Attar dükkânının eski müdavimlerini ben şahsen tanımadım, onların dönemlerine yetişemedim. Ama şurası muhakkak ki dükkân sahipleri ve müdavimler Üsküdar ve İstanbul irfan ve sanatının yüz akı kimseleri idiler. Bugün tahassürle yâd ettiğimiz pek çok şey o zaman ve o zeminde gayet tabii, hatta kayda değmez şeyler idi. Az önce Necmettin Efendi’nin somaki mermerini verişini arz ettim. Bugün için o türden ihsanlara ne kadar uzak bir hâl aldık. Herkes almaktan yana, vermekten değil maalesef. Mürşidi Eşref Amca “Bir toplu iğne ucu isteyemem” dermiş. Tasavvuf sohbetleri, tarikat erbabı bugün pek çok. Fakat hep anlatım, “dır”lı ,”dir”li söyleyişler. Hâle dair bir nişâne arayanların vay haline! Attar dükkânının temsil ettiği şey, yaşanan bir hal idi.

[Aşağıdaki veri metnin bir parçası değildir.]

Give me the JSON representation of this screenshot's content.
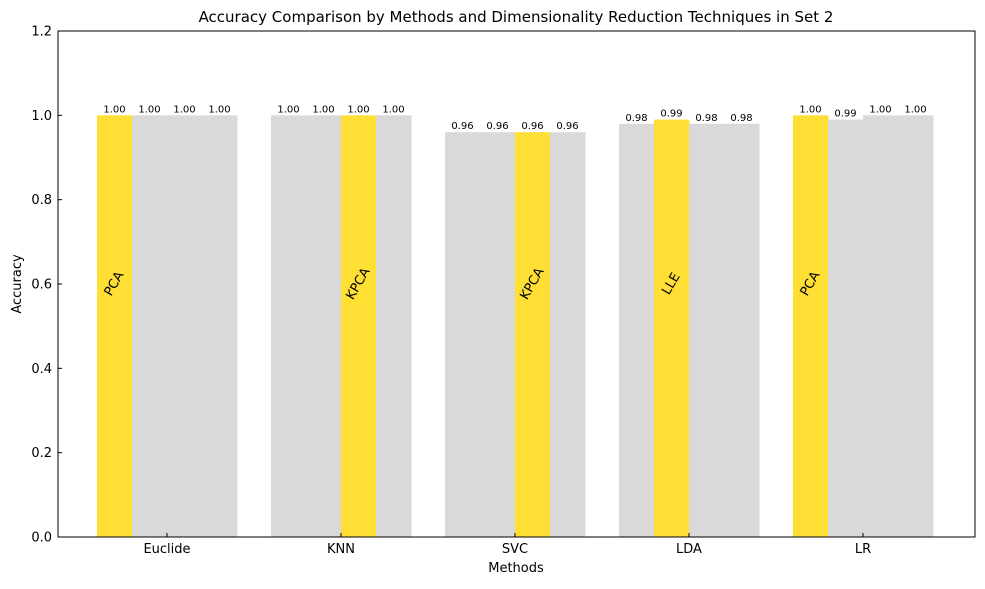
{
  "chart_data": {
    "type": "bar",
    "title": "Accuracy Comparison by Methods and Dimensionality Reduction Techniques in Set 2",
    "xlabel": "Methods",
    "ylabel": "Accuracy",
    "ylim": [
      0,
      1.2
    ],
    "yticks": [
      "0.0",
      "0.2",
      "0.4",
      "0.6",
      "0.8",
      "1.0",
      "1.2"
    ],
    "categories": [
      "Euclide",
      "KNN",
      "SVC",
      "LDA",
      "LR"
    ],
    "values": [
      [
        1.0,
        1.0,
        1.0,
        1.0
      ],
      [
        1.0,
        1.0,
        1.0,
        1.0
      ],
      [
        0.96,
        0.96,
        0.96,
        0.96
      ],
      [
        0.98,
        0.99,
        0.98,
        0.98
      ],
      [
        1.0,
        0.99,
        1.0,
        1.0
      ]
    ],
    "value_labels": [
      [
        "1.00",
        "1.00",
        "1.00",
        "1.00"
      ],
      [
        "1.00",
        "1.00",
        "1.00",
        "1.00"
      ],
      [
        "0.96",
        "0.96",
        "0.96",
        "0.96"
      ],
      [
        "0.98",
        "0.99",
        "0.98",
        "0.98"
      ],
      [
        "1.00",
        "0.99",
        "1.00",
        "1.00"
      ]
    ],
    "best_index": [
      0,
      2,
      2,
      1,
      0
    ],
    "best_labels": [
      "PCA",
      "KPCA",
      "KPCA",
      "LLE",
      "PCA"
    ],
    "colors": {
      "best": "#FFDF33",
      "other": "#D9D9D9"
    },
    "grid": false,
    "legend": "none"
  }
}
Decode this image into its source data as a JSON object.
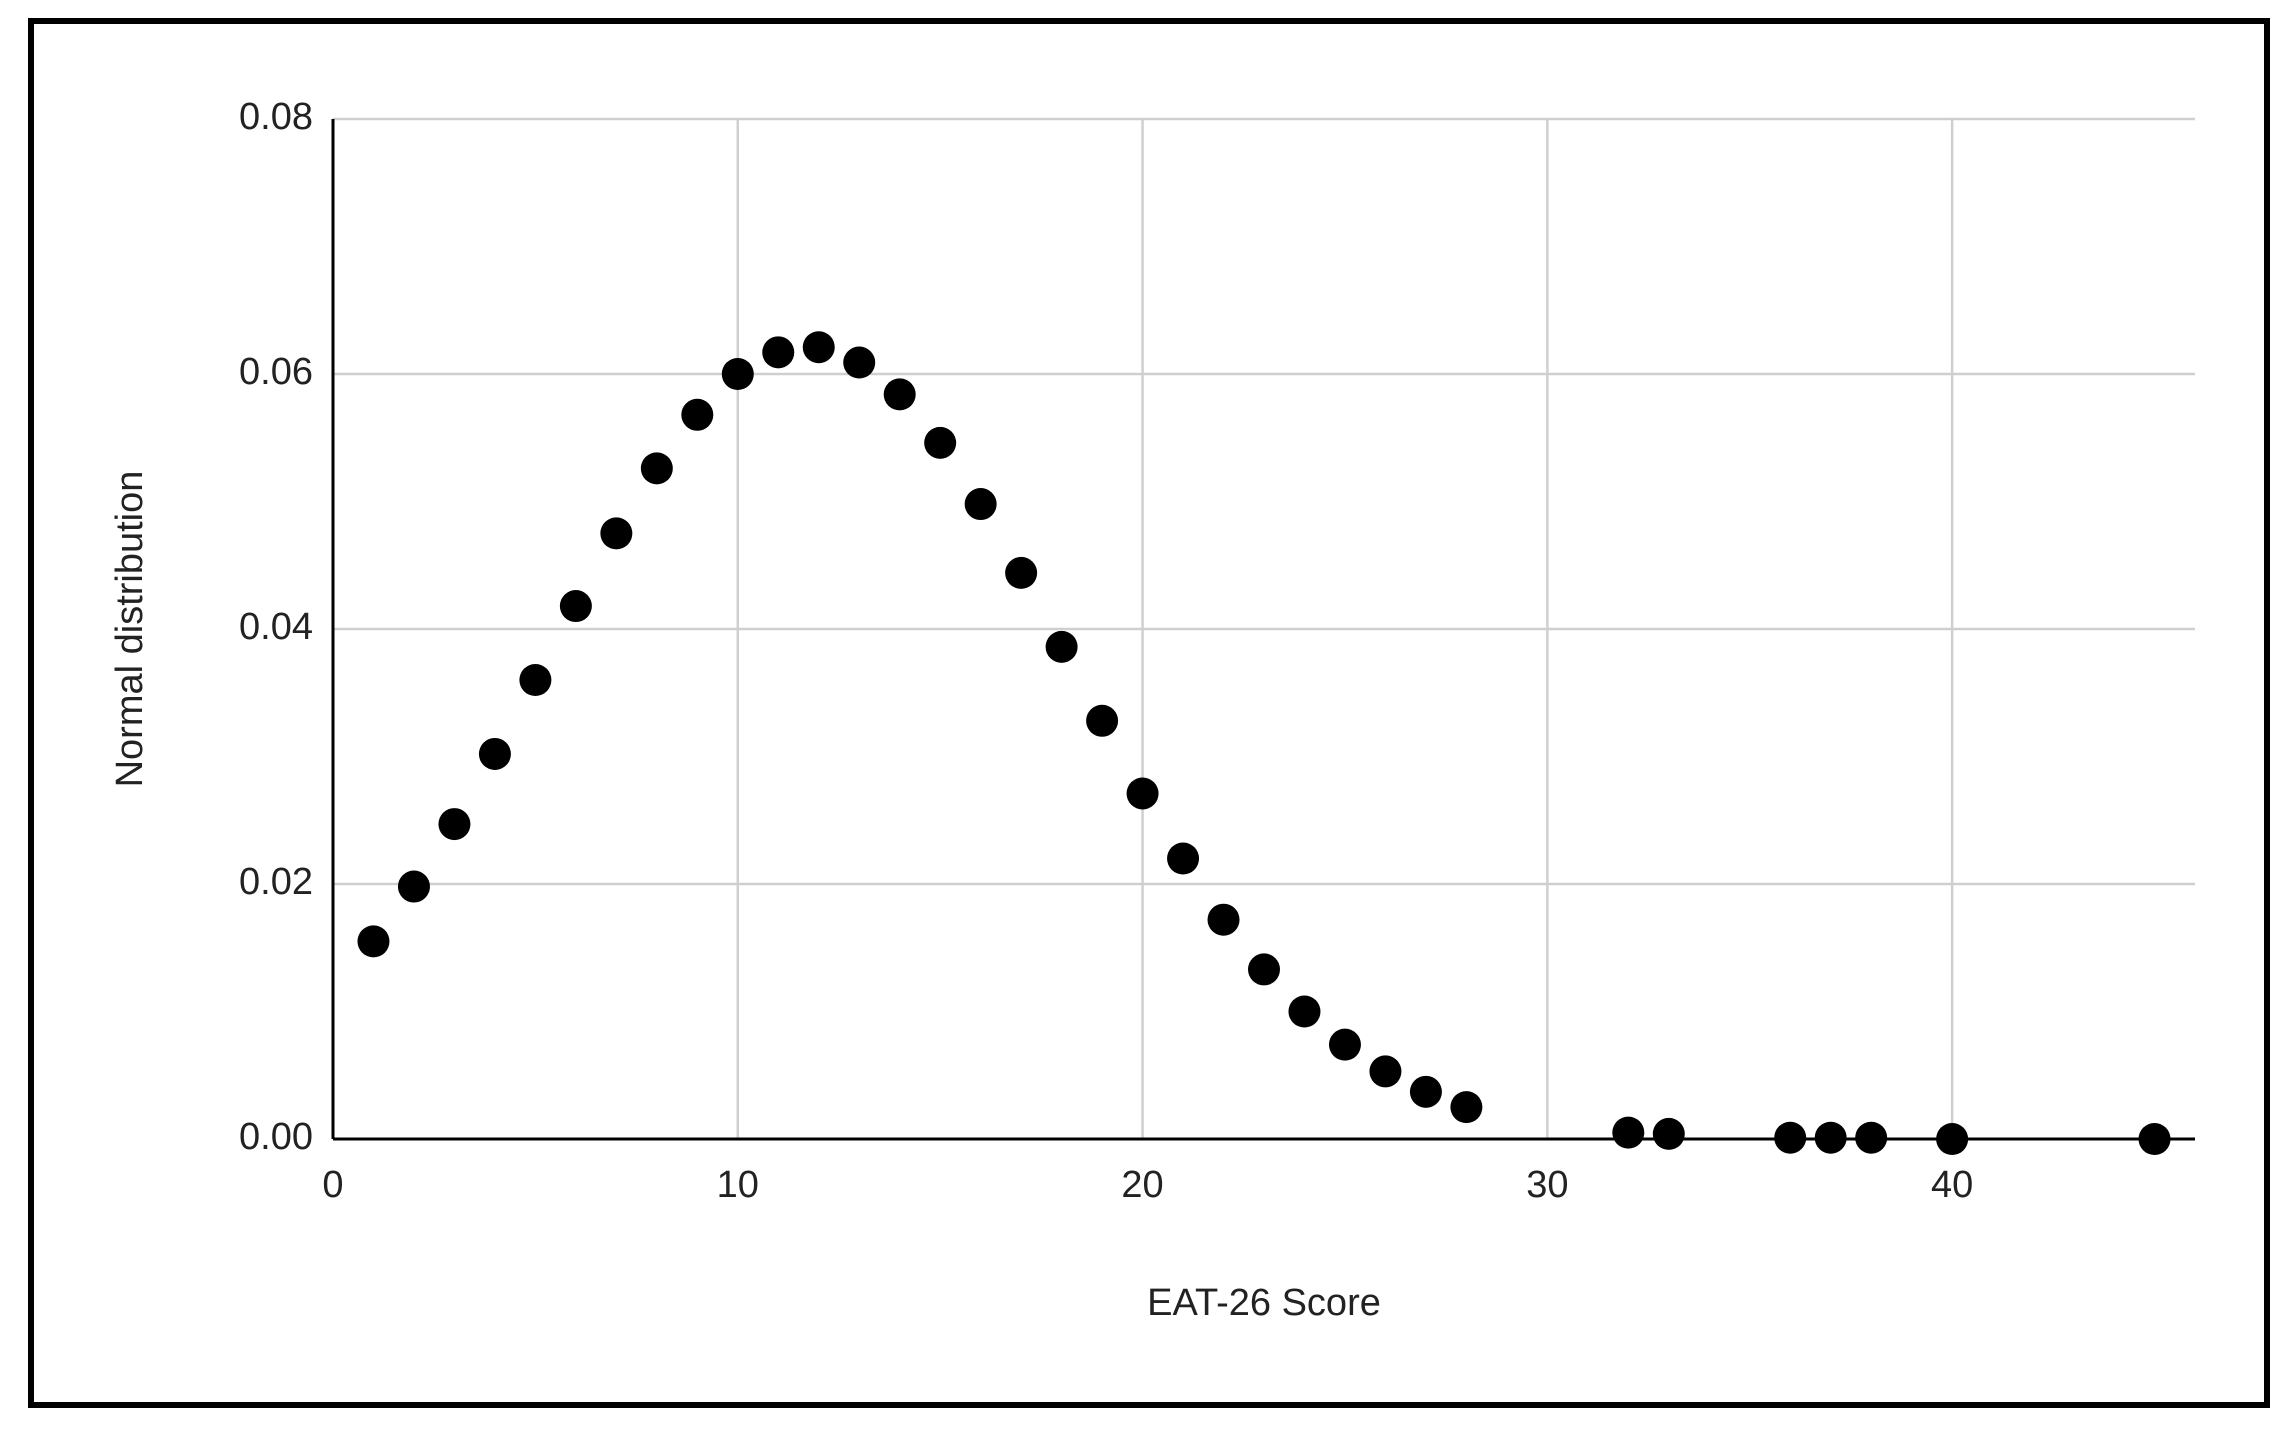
{
  "chart_data": {
    "type": "scatter",
    "x_label": "EAT-26 Score",
    "y_label": "Normal distribution",
    "x": [
      1,
      2,
      3,
      4,
      5,
      6,
      7,
      8,
      9,
      10,
      11,
      12,
      13,
      14,
      15,
      16,
      17,
      18,
      19,
      20,
      21,
      22,
      23,
      24,
      25,
      26,
      27,
      28,
      32,
      33,
      36,
      37,
      38,
      40,
      45
    ],
    "series": [
      {
        "color": "#000000",
        "values": [
          0.0155,
          0.0198,
          0.0247,
          0.0302,
          0.036,
          0.0418,
          0.0475,
          0.0526,
          0.0568,
          0.06,
          0.0617,
          0.0621,
          0.0609,
          0.0584,
          0.0546,
          0.0498,
          0.0444,
          0.0386,
          0.0328,
          0.0271,
          0.022,
          0.0172,
          0.0133,
          0.01,
          0.0074,
          0.0053,
          0.0037,
          0.0025,
          0.0005,
          0.0004,
          0.0001,
          0.0001,
          0.0001,
          0.0,
          0.0
        ]
      }
    ],
    "xlim": [
      0,
      46
    ],
    "xticks": [
      0,
      10,
      20,
      30,
      40
    ],
    "ylim": [
      0,
      0.08
    ],
    "yticks": [
      {
        "value": 0,
        "label": "0.00"
      },
      {
        "value": 0.02,
        "label": "0.02"
      },
      {
        "value": 0.04,
        "label": "0.04"
      },
      {
        "value": 0.06,
        "label": "0.06"
      },
      {
        "value": 0.08,
        "label": "0.08"
      }
    ],
    "grid": true
  }
}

Günümüz geleneksel sanatlar camiasının Düzgünman Hoca’nın hangi yönlerini kendilerine örnek almaları gerekiyor?
Bila ücret ve bila şöhret olmaya rıza göstermek. Hemen şöhret, hemen servet mi yoksa sanat mı? Tercihlerini ona göre yapmaları lazım. Hemen sergi açalım mı yoksa daha iyisini, daha güzelini aramaya devam mı? Bu aslında sadece onu örnek alarak hatırlanacak bir tutum değil, hakiki sanat ehli olan her üstad için göz önüne alınarak cevabı verilecek bir sorudur.
Son olarak cennetmekân hocanızla ilgili neler söylemek istersiniz?
Artan bir şekilde özlüyorum. Çok ama çok özledim.